大穴(だいあな)って名前からして、王位継承権争いから真っ先に脱落しそうなの……』

 と、イギリス人が聞いたら助走をつけて飛び蹴りかますような感想を口にするメリーさん。


『誤魔化そうとしても無駄よ!』

 追及の手を緩めないオリーヴらだが、

『――とりあえずみんなで一緒にご飯を食べながら考えるの……』

『そうそう。嫌なことは後回し――じゃなくて、困った時には焦らずに冷静になるべきよ』

 とことん自分勝手な提案をして、問題を棚上げする幼女たち。


 で結局、話を有耶無耶にしたままホテルへ戻った一同だが、その間にいつも一緒の厩舎で宿泊しているガメリンが、イニャスの不在に不審を覚えたらしい。

 公園に残された匂いをたどって、拉致した内親王一味の乗る客船を襲撃し、あわやというところでイニャスを救出して戻ってきた……らしい。

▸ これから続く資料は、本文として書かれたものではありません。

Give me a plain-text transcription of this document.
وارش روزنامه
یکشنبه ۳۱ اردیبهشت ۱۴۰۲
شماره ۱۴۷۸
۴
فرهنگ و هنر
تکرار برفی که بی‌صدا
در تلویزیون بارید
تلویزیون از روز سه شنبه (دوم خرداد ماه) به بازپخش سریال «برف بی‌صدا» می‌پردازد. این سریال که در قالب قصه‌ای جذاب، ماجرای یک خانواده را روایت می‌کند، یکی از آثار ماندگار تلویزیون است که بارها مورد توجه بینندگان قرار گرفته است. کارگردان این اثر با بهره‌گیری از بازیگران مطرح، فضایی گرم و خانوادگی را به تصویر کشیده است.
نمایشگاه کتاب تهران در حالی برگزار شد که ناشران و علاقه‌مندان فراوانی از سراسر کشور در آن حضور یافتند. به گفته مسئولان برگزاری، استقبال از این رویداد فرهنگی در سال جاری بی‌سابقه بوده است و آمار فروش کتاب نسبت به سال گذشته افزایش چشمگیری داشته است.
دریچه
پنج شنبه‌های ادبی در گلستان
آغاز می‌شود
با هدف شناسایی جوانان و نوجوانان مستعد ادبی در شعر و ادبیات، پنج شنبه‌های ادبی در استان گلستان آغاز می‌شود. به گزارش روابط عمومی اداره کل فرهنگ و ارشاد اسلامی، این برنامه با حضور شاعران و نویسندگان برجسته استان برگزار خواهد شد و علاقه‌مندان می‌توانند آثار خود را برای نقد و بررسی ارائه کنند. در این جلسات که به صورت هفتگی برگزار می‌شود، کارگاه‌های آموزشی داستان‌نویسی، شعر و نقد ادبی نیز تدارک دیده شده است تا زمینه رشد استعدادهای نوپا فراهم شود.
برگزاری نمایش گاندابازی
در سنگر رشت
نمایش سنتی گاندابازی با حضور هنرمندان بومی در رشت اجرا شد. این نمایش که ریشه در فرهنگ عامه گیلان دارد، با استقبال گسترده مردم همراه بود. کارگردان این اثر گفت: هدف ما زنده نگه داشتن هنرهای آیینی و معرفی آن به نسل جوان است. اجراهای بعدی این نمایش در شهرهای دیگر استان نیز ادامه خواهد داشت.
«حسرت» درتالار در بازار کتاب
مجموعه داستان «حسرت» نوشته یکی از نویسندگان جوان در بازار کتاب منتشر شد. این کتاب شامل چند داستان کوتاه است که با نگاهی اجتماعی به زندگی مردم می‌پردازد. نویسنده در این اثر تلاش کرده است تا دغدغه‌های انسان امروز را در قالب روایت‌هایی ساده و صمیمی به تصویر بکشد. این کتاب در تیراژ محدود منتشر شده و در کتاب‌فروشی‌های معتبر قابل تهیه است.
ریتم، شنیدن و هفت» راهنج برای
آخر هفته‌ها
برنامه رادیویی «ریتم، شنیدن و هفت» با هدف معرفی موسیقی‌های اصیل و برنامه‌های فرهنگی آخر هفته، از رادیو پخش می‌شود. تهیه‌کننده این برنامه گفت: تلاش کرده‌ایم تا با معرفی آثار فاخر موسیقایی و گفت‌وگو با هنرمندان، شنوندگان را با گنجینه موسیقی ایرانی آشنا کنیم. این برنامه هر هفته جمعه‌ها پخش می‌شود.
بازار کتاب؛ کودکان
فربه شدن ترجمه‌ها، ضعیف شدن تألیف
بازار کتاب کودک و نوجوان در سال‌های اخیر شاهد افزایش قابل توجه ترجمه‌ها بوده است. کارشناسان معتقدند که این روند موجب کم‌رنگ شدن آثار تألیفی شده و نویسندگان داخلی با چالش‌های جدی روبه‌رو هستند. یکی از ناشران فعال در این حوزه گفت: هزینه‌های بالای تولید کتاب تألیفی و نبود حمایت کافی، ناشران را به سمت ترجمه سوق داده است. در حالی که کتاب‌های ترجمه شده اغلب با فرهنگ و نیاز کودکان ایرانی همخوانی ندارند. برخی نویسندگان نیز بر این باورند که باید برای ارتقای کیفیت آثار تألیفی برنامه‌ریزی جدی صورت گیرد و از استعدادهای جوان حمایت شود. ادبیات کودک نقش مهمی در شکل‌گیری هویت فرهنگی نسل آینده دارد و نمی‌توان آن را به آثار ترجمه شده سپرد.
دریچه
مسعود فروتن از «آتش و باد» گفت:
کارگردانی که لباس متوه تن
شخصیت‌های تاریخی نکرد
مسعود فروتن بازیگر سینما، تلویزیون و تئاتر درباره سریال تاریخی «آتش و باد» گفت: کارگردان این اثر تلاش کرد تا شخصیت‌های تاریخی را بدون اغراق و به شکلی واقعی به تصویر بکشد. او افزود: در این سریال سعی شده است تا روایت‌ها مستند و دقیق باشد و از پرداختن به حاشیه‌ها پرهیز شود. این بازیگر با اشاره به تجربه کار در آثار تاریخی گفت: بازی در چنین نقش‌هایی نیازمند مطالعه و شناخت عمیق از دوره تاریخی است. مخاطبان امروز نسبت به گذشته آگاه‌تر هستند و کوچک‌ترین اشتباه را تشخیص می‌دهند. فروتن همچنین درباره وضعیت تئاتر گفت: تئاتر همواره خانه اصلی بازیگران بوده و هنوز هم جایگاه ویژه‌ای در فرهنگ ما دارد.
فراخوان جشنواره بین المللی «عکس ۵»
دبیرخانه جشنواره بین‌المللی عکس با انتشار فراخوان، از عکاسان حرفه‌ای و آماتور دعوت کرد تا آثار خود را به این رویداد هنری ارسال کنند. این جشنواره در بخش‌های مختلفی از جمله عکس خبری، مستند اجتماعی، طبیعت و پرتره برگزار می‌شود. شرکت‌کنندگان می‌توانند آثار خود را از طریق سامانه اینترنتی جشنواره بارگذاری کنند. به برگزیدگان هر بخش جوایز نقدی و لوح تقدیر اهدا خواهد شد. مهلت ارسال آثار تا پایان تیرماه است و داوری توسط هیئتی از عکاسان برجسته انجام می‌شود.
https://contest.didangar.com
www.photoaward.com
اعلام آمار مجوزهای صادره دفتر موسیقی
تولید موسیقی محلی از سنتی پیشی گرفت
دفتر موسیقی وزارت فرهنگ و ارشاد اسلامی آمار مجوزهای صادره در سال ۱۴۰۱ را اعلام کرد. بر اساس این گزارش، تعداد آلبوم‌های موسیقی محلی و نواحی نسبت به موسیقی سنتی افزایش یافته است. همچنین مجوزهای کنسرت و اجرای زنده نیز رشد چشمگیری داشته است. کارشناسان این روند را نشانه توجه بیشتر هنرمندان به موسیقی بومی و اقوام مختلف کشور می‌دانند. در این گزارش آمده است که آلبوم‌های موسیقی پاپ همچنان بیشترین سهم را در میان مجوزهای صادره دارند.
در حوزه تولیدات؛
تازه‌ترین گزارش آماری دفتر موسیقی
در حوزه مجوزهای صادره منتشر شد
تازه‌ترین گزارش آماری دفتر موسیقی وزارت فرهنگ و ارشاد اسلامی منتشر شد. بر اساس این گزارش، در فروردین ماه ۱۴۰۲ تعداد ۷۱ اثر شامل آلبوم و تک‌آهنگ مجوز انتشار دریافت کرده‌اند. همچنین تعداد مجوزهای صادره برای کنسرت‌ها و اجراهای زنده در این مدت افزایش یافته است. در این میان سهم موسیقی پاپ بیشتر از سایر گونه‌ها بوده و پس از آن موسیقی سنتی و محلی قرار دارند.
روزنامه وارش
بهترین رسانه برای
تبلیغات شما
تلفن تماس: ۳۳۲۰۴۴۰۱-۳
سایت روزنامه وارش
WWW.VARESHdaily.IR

 翌日の新聞に、沈んだ客船と海の中で逆さまになった内親王の写真がデカデカと掲載されたとのこと(ちなみに生きてはいるらしい)。


『引っ越しのドタバタで忘れた犬みたいに、気が付いたら戻っていたの。ついでに邪魔者も始末できたし、これぞ〝人間万事塞翁が馬”なのね……』


 翌朝、イニャスがガメリンと一緒に厩舎で寝ているのを確認したメリーさんが、そうコメントしたのに対して、

『『『『「この薄情者っ!」』』』』

 オリーヴたちと一緒に、全員でそう糾弾したのは当然だった。